Secretário Emílio Júnior aponta restrições fiscais e controle de gastos durante o ano de 2026 / Foto: Renato Andrade/Cidade Verde
O secretário de Fazenda do Piauí, Emílio Júnior, avaliou o fechamento do mês de janeiro e afirmou que os próximos meses de 2026 devem ser marcados por desafios para as contas públicas estaduais, diante da manutenção da taxa Selic em patamar elevado e dos efeitos das isenções tributárias adotadas neste início de ano. Segundo ele, o cenário pressiona o orçamento e limita a capacidade de investimento do Estado.
Em relação às perspectivas fiscais para 2026, Emílio Júnior ressaltou que o ano começa com um ambiente econômico mais restritivo, influenciado diretamente pela política monetária.
“A manutenção da taxa básica de juros pesa para o Estado no pagamento e no serviço da dívida, mas também afeta o investimento. O crédito fica mais caro, tanto para quem quer consumir quanto para as empresas que precisam investir, e isso impacta a economia como um todo. Esse cenário faz com que 2026 seja um ano mais desafiador do ponto de vista fiscal”, avaliou, ao comentar os efeitos da Selic sobre o planejamento financeiro estadual.
O secretário também abordou as medidas de isenção adotadas pelo governo, como a desoneração da energia elétrica para consumidores de baixa renda e a ampliação da faixa de isenção do Imposto de Renda para trabalhadores com renda mensal de até R$ 5 mil. Segundo ele, apesar do impacto positivo para o consumo, essas ações reduzem a arrecadação disponível para investimentos públicos.
“Esse dinheiro que antes era arrecadado pelo Estado para fazer investimentos agora vai direto para o consumo. Para a administração pública, isso funciona como um aumento indireto da folha.
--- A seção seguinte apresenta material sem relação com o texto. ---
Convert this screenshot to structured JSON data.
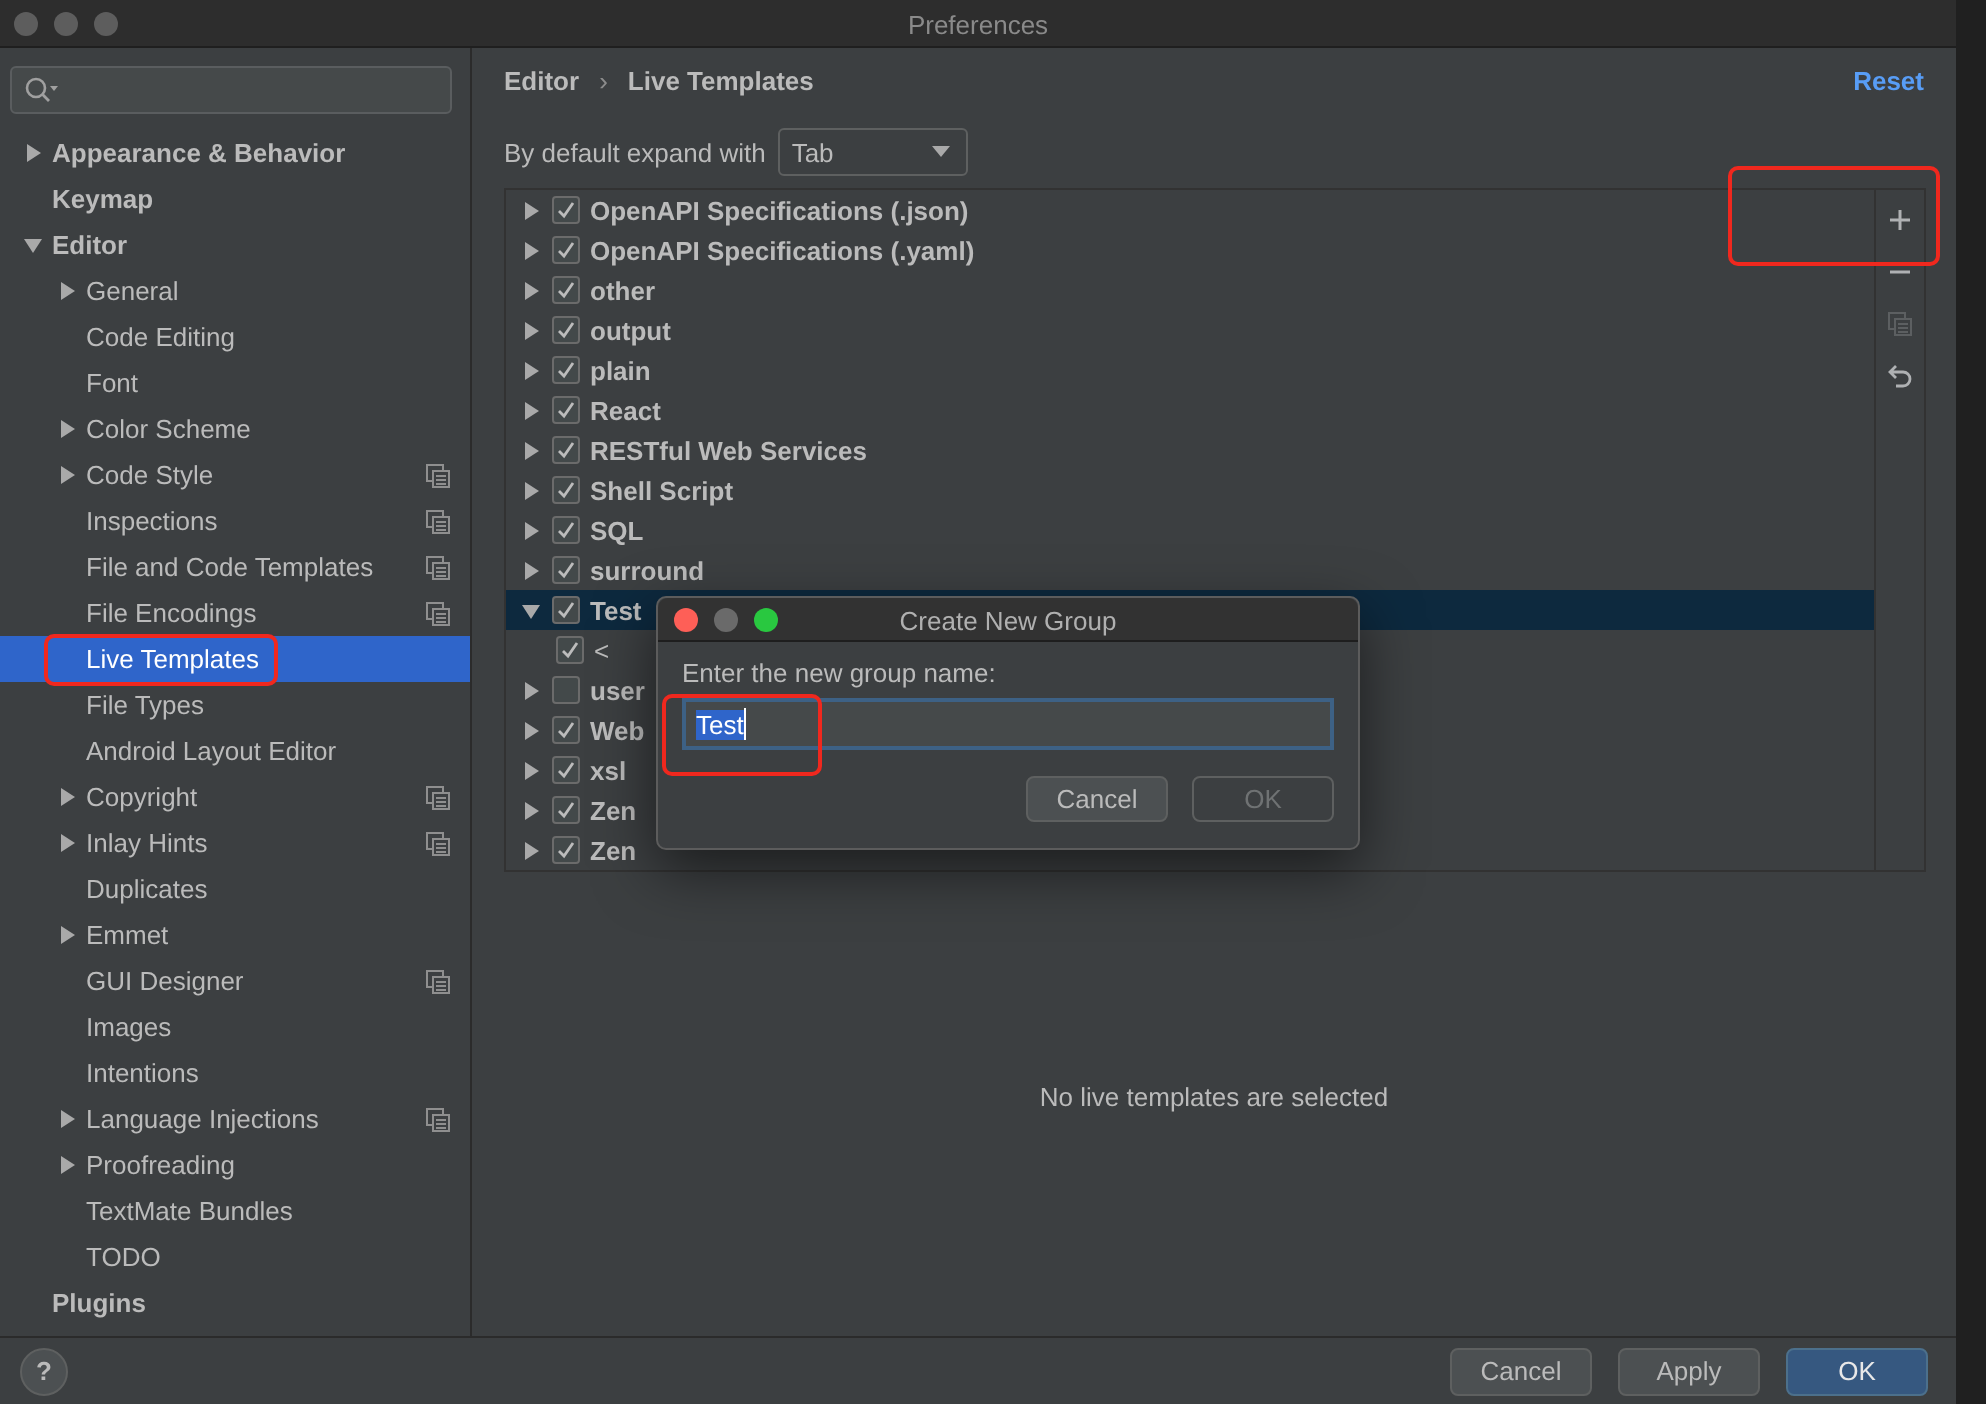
{
  "window": {
    "title": "Preferences",
    "active": false
  },
  "sidebar": {
    "items": [
      {
        "label": "Appearance & Behavior",
        "kind": "group",
        "expanded": false,
        "selected": false,
        "project_scope": false,
        "highlighted": false
      },
      {
        "label": "Keymap",
        "kind": "page",
        "selected": false,
        "project_scope": false,
        "highlighted": false
      },
      {
        "label": "Editor",
        "kind": "group",
        "expanded": true,
        "selected": false,
        "project_scope": false,
        "highlighted": false,
        "children": [
          {
            "label": "General",
            "kind": "group",
            "expanded": false,
            "selected": false,
            "project_scope": false,
            "highlighted": false
          },
          {
            "label": "Code Editing",
            "kind": "page",
            "selected": false,
            "project_scope": false,
            "highlighted": false
          },
          {
            "label": "Font",
            "kind": "page",
            "selected": false,
            "project_scope": false,
            "highlighted": false
          },
          {
            "label": "Color Scheme",
            "kind": "group",
            "expanded": false,
            "selected": false,
            "project_scope": false,
            "highlighted": false
          },
          {
            "label": "Code Style",
            "kind": "group",
            "expanded": false,
            "selected": false,
            "project_scope": true,
            "highlighted": false
          },
          {
            "label": "Inspections",
            "kind": "page",
            "selected": false,
            "project_scope": true,
            "highlighted": false
          },
          {
            "label": "File and Code Templates",
            "kind": "page",
            "selected": false,
            "project_scope": true,
            "highlighted": false
          },
          {
            "label": "File Encodings",
            "kind": "page",
            "selected": false,
            "project_scope": true,
            "highlighted": false
          },
          {
            "label": "Live Templates",
            "kind": "page",
            "selected": true,
            "project_scope": false,
            "highlighted": true
          },
          {
            "label": "File Types",
            "kind": "page",
            "selected": false,
            "project_scope": false,
            "highlighted": false
          },
          {
            "label": "Android Layout Editor",
            "kind": "page",
            "selected": false,
            "project_scope": false,
            "highlighted": false
          },
          {
            "label": "Copyright",
            "kind": "group",
            "expanded": false,
            "selected": false,
            "project_scope": true,
            "highlighted": false
          },
          {
            "label": "Inlay Hints",
            "kind": "group",
            "expanded": false,
            "selected": false,
            "project_scope": true,
            "highlighted": false
          },
          {
            "label": "Duplicates",
            "kind": "page",
            "selected": false,
            "project_scope": false,
            "highlighted": false
          },
          {
            "label": "Emmet",
            "kind": "group",
            "expanded": false,
            "selected": false,
            "project_scope": false,
            "highlighted": false
          },
          {
            "label": "GUI Designer",
            "kind": "page",
            "selected": false,
            "project_scope": true,
            "highlighted": false
          },
          {
            "label": "Images",
            "kind": "page",
            "selected": false,
            "project_scope": false,
            "highlighted": false
          },
          {
            "label": "Intentions",
            "kind": "page",
            "selected": false,
            "project_scope": false,
            "highlighted": false
          },
          {
            "label": "Language Injections",
            "kind": "group",
            "expanded": false,
            "selected": false,
            "project_scope": true,
            "highlighted": false
          },
          {
            "label": "Proofreading",
            "kind": "group",
            "expanded": false,
            "selected": false,
            "project_scope": false,
            "highlighted": false
          },
          {
            "label": "TextMate Bundles",
            "kind": "page",
            "selected": false,
            "project_scope": false,
            "highlighted": false
          },
          {
            "label": "TODO",
            "kind": "page",
            "selected": false,
            "project_scope": false,
            "highlighted": false
          }
        ]
      },
      {
        "label": "Plugins",
        "kind": "page",
        "selected": false,
        "project_scope": false,
        "highlighted": false
      }
    ]
  },
  "breadcrumb": {
    "items": [
      "Editor",
      "Live Templates"
    ],
    "separator": "›"
  },
  "reset_link": "Reset",
  "expand_with": {
    "label": "By default expand with",
    "value": "Tab"
  },
  "template_tree": {
    "items": [
      {
        "label": "OpenAPI Specifications (.json)",
        "kind": "group",
        "expanded": false,
        "checked": true,
        "selected": false
      },
      {
        "label": "OpenAPI Specifications (.yaml)",
        "kind": "group",
        "expanded": false,
        "checked": true,
        "selected": false
      },
      {
        "label": "other",
        "kind": "group",
        "expanded": false,
        "checked": true,
        "selected": false
      },
      {
        "label": "output",
        "kind": "group",
        "expanded": false,
        "checked": true,
        "selected": false
      },
      {
        "label": "plain",
        "kind": "group",
        "expanded": false,
        "checked": true,
        "selected": false
      },
      {
        "label": "React",
        "kind": "group",
        "expanded": false,
        "checked": true,
        "selected": false
      },
      {
        "label": "RESTful Web Services",
        "kind": "group",
        "expanded": false,
        "checked": true,
        "selected": false
      },
      {
        "label": "Shell Script",
        "kind": "group",
        "expanded": false,
        "checked": true,
        "selected": false
      },
      {
        "label": "SQL",
        "kind": "group",
        "expanded": false,
        "checked": true,
        "selected": false
      },
      {
        "label": "surround",
        "kind": "group",
        "expanded": false,
        "checked": true,
        "selected": false
      },
      {
        "label": "Test",
        "kind": "group",
        "expanded": true,
        "checked": true,
        "selected": true,
        "children": [
          {
            "label": "<",
            "kind": "template",
            "checked": true,
            "selected": false
          }
        ]
      },
      {
        "label": "user",
        "kind": "group",
        "expanded": false,
        "checked": false,
        "selected": false
      },
      {
        "label": "Web",
        "kind": "group",
        "expanded": false,
        "checked": true,
        "selected": false
      },
      {
        "label": "xsl",
        "kind": "group",
        "expanded": false,
        "checked": true,
        "selected": false
      },
      {
        "label": "Zen",
        "kind": "group",
        "expanded": false,
        "checked": true,
        "selected": false
      },
      {
        "label": "Zen",
        "kind": "group",
        "expanded": false,
        "checked": true,
        "selected": false
      }
    ],
    "toolbar": [
      {
        "kind": "add",
        "disabled": false,
        "highlighted": true
      },
      {
        "kind": "remove",
        "disabled": false,
        "highlighted": false
      },
      {
        "kind": "copy",
        "disabled": true,
        "highlighted": false
      },
      {
        "kind": "restore",
        "disabled": false,
        "highlighted": false
      }
    ]
  },
  "empty_message": "No live templates are selected",
  "footer": {
    "help": "?",
    "buttons": [
      {
        "label": "Cancel",
        "kind": "default"
      },
      {
        "label": "Apply",
        "kind": "default"
      },
      {
        "label": "OK",
        "kind": "primary"
      }
    ]
  },
  "dialog": {
    "title": "Create New Group",
    "active": true,
    "prompt": "Enter the new group name:",
    "input": {
      "value": "Test",
      "text_selected": true,
      "highlighted": true
    },
    "buttons": [
      {
        "label": "Cancel",
        "disabled": false
      },
      {
        "label": "OK",
        "disabled": true
      }
    ]
  }
}
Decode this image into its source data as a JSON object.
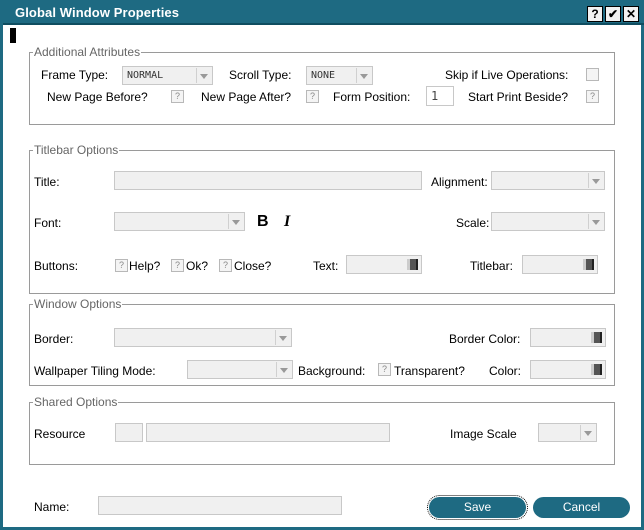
{
  "window": {
    "title": "Global Window Properties",
    "help_label": "?",
    "confirm_label": "✔",
    "close_label": "✕"
  },
  "additional": {
    "legend": "Additional Attributes",
    "frame_type_label": "Frame Type:",
    "frame_type_value": "NORMAL",
    "scroll_type_label": "Scroll Type:",
    "scroll_type_value": "NONE",
    "skip_live_label": "Skip if Live Operations:",
    "new_page_before_label": "New Page Before?",
    "new_page_after_label": "New Page After?",
    "form_position_label": "Form Position:",
    "form_position_value": "1",
    "start_print_label": "Start Print Beside?"
  },
  "titlebar_opts": {
    "legend": "Titlebar Options",
    "title_label": "Title:",
    "alignment_label": "Alignment:",
    "font_label": "Font:",
    "bold_label": "B",
    "italic_label": "I",
    "scale_label": "Scale:",
    "buttons_label": "Buttons:",
    "help_label": "Help?",
    "ok_label": "Ok?",
    "close_label": "Close?",
    "text_label": "Text:",
    "titlebar_label": "Titlebar:"
  },
  "window_opts": {
    "legend": "Window Options",
    "border_label": "Border:",
    "border_color_label": "Border Color:",
    "wallpaper_label": "Wallpaper Tiling Mode:",
    "background_label": "Background:",
    "transparent_label": "Transparent?",
    "color_label": "Color:"
  },
  "shared": {
    "legend": "Shared Options",
    "resource_label": "Resource",
    "image_scale_label": "Image Scale"
  },
  "footer": {
    "name_label": "Name:",
    "save_label": "Save",
    "cancel_label": "Cancel"
  },
  "checkbox_glyph": "?"
}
Pelos estudos que realizamos, a folha do Estado deve crescer em mais de R$ 100 milhões ao ano por conta desse efeito da isenção do Imposto de Renda”, afirmou.
De acordo com a Secretaria da Fazenda, o fechamento de janeiro ocorre dentro das expectativas, mas a projeção para os próximos meses indica a necessidade de maior cautela na execução do orçamento, com controle rigoroso das despesas e atenção ao impacto das medidas econômicas sobre as receitas estaduais.